Pflichtverteidiger, Dauer der Bestellung, TOA, Strafrahmen

Gericht / Entscheidungsdatum: KG, Beschl. v. 25.02.2022 – (2) 161 Ss 25/22 (7/22)

Leitsatz des Gerichts: 1. Liegen die Voraussetzungen des § 46a Nr. 2 StGB vor, ist die Möglichkeit einer Strafrahmenverschiebung zu erörtern.
2. Die Pflichtverteidigerbestellung endet regelmäßig erst mit dem rechtskräftigen Abschluss oder der Einstellung des Strafverfahrens; eine Beschränkung der Bestellung auf die jeweilige Instanz ist daher grundsätzlich fehlerhaft.


KAMMERGERICHT

Beschluss

(2) 161 Ss 25/22 (7/22)

In der Strafsache
gegen pp.

wegen veruntreuender Unterschlagung

hat der 2. Strafsenat des Kammergerichts in Berlin – zu 2. durch den Vorsitzenden – am 25. Februar 2022 beschlossen:

1. Auf die Revision des Angeklagten wird das Urteil des Landgerichts Berlin vom 15. Dezember 2021 aufgehoben.
2. Dem Angeklagten wird Rechtsanwalt pp. gemäß § 140 Abs. 2 StPO zum Pflichtverteidiger bestellt.
3. Die Sache wird zu neuer Verhandlung und Entscheidung, auch über die Kosten der Revision, an eine andere Strafkammer des Landgerichts Berlin zurückverwiesen.

Gründe:

Das Amtsgericht Tiergarten in Berlin verurteilte den Angeklagten am 20. September 2021 wegen veruntreuender Unterschlagung zu einer Freiheitsstrafe von acht Monaten, deren Vollstreckung es zur Bewährung aussetzte, und ordnete die Einziehung von Wertersatz in Höhe von 1.703,83 Euro an.

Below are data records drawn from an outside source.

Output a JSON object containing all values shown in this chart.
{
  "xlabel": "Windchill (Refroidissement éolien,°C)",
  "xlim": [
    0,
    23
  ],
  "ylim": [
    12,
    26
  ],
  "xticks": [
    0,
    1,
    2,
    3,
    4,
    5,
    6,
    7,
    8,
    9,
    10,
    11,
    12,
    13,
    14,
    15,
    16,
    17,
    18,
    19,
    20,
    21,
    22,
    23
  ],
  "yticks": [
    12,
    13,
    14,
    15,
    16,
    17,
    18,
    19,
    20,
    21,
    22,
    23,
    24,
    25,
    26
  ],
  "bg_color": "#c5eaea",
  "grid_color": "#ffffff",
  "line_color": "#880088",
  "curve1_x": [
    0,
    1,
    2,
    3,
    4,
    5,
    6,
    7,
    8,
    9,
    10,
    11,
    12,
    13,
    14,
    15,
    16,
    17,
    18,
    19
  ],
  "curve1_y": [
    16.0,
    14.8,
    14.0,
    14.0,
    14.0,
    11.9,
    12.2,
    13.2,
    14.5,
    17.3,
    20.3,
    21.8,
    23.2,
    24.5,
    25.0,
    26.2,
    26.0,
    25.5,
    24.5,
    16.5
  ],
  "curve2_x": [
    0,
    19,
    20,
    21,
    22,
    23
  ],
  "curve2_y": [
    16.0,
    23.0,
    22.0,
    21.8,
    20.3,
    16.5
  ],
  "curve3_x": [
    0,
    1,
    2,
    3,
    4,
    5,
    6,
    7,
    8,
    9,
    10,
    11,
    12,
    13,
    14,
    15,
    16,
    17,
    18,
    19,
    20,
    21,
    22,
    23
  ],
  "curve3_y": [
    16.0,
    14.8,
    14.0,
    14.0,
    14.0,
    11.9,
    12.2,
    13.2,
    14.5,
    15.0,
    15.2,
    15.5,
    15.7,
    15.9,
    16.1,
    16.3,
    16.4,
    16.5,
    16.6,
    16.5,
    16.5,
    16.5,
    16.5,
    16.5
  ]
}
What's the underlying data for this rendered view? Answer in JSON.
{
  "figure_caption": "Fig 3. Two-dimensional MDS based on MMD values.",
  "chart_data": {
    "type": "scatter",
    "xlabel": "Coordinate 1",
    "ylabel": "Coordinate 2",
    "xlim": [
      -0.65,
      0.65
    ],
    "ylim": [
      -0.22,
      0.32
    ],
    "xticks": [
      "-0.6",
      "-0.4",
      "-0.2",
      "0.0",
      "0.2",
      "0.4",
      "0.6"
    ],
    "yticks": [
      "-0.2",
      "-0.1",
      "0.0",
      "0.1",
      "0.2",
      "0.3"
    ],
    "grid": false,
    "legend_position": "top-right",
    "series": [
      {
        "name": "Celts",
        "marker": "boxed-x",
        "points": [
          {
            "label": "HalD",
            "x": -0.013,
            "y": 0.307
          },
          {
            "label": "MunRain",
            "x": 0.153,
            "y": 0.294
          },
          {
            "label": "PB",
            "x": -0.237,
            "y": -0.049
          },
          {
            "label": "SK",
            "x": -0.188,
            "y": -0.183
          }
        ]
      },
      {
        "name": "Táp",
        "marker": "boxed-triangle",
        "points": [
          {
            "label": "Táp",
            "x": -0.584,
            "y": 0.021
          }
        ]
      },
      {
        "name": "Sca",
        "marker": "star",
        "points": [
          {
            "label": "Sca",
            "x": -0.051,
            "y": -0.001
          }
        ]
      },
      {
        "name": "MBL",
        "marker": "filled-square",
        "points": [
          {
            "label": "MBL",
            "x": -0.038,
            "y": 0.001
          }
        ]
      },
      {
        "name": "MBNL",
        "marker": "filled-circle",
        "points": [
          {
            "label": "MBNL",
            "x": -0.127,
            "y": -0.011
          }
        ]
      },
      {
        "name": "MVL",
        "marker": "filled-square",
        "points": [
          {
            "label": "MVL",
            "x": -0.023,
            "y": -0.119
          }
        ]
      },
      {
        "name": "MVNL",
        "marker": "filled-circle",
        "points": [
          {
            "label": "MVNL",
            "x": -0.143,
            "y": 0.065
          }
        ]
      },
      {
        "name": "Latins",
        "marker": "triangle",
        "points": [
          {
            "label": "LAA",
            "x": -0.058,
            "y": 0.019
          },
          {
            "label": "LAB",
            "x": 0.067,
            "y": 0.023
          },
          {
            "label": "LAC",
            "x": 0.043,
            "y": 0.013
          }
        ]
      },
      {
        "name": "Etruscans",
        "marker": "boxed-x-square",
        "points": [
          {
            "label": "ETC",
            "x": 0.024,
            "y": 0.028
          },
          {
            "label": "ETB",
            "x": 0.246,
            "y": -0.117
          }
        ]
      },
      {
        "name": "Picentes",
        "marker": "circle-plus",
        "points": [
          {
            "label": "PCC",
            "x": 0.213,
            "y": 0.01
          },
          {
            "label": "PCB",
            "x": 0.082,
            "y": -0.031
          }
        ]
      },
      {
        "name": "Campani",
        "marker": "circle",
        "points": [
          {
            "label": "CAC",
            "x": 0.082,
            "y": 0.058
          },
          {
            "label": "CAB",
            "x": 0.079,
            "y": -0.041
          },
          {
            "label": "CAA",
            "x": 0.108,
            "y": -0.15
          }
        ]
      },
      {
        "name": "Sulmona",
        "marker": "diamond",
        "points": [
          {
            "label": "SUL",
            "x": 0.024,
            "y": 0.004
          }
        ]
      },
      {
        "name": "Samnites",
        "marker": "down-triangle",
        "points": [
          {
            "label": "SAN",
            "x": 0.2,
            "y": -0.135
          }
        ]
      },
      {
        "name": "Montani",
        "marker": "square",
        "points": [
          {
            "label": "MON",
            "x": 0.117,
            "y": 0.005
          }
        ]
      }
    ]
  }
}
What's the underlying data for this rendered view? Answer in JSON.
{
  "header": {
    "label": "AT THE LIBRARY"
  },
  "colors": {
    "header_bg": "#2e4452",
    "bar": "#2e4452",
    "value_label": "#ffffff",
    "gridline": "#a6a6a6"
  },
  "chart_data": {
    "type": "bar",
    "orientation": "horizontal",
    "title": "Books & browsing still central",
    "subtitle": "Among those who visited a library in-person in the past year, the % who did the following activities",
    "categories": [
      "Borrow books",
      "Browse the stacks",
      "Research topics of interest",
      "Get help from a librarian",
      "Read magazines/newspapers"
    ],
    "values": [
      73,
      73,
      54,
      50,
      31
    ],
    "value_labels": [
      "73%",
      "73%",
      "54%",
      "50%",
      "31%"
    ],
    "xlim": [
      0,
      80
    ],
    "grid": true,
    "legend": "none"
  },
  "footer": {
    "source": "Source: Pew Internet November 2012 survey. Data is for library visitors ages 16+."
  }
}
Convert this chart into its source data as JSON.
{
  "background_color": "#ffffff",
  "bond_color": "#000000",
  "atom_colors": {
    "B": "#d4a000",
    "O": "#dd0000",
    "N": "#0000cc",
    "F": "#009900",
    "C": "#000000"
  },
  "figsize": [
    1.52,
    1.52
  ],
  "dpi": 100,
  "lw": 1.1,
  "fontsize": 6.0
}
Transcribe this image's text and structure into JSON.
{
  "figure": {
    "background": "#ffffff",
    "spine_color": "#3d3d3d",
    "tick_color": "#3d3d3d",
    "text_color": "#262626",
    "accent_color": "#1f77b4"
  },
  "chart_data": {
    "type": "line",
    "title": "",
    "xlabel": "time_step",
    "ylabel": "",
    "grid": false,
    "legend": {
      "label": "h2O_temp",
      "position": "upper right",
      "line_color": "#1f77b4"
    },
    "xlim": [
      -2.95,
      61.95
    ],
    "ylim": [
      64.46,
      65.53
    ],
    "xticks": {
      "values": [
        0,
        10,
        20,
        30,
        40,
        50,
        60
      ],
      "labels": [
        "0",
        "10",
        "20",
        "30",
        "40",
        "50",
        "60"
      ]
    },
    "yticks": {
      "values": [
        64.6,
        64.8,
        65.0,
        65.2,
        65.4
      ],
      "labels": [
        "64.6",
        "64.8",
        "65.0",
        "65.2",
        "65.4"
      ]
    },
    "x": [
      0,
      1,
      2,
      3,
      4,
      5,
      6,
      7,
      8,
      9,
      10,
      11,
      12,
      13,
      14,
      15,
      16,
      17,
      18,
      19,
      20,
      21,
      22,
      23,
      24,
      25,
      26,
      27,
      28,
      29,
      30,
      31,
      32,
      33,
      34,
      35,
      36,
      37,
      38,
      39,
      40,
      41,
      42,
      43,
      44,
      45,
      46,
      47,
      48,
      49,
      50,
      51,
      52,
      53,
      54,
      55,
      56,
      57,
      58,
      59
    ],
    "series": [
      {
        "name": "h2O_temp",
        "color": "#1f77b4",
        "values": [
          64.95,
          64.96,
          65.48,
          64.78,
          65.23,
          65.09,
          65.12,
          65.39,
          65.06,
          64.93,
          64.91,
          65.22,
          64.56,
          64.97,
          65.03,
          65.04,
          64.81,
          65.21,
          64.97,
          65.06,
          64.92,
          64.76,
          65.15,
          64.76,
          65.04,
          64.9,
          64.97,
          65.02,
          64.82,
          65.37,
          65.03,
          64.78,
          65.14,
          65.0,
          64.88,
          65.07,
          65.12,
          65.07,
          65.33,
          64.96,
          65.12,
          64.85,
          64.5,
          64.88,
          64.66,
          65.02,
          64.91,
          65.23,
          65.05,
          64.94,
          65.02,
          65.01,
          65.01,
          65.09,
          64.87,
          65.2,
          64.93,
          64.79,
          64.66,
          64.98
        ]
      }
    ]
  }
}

Auf die – auf den Rechtsfolgenausspruch beschränkte – Berufung der Staatsanwaltschaft hob das Landgericht Berlin das Urteil im Rechtsfolgenausspruch – einschließlich der Einziehungsentscheidung – auf und verurteilte den Angeklagten zu einer unbedingten Freiheitsstrafe von acht Monaten. Mit seiner gegen dieses Urteil gerichteten Revision rügt der Angeklagte die Verletzung materiellen Rechts.

II.

Die form- und fristgerecht eingelegte Revision des Angeklagten hat mit der allgemeinen Sachrüge (vorläufigen) Erfolg.

Der Strafausspruch hält der sachlich-rechtlichen Nachprüfung durch den Senat nicht stand.

Die Rechtsfolgenentscheidung weist einen grundlegenden Fehler bei der Strafrahmenwahl auf, weil die Berufungskammer die Möglichkeit einer Strafrahmenverschiebung (§ 49 Abs. 1 StGB) aufgrund des vertypten Strafmilderungsgrundes des § 46a StGB unerörtert gelassen hat, obwohl nach den getroffenen Feststellungen hierzu Anlass bestand. In Betracht zu ziehen war die Bestimmung des § 46a Nr. 2 StGB, die nach ständiger Rechtsprechung des Bundesgerichtshofs als Regelung über den Täter-Opfer-Ausgleich an den Ausgleich der durch die Tat entstandenen materiellen Schäden anknüpft (vgl. BGH NJW 2020, 486).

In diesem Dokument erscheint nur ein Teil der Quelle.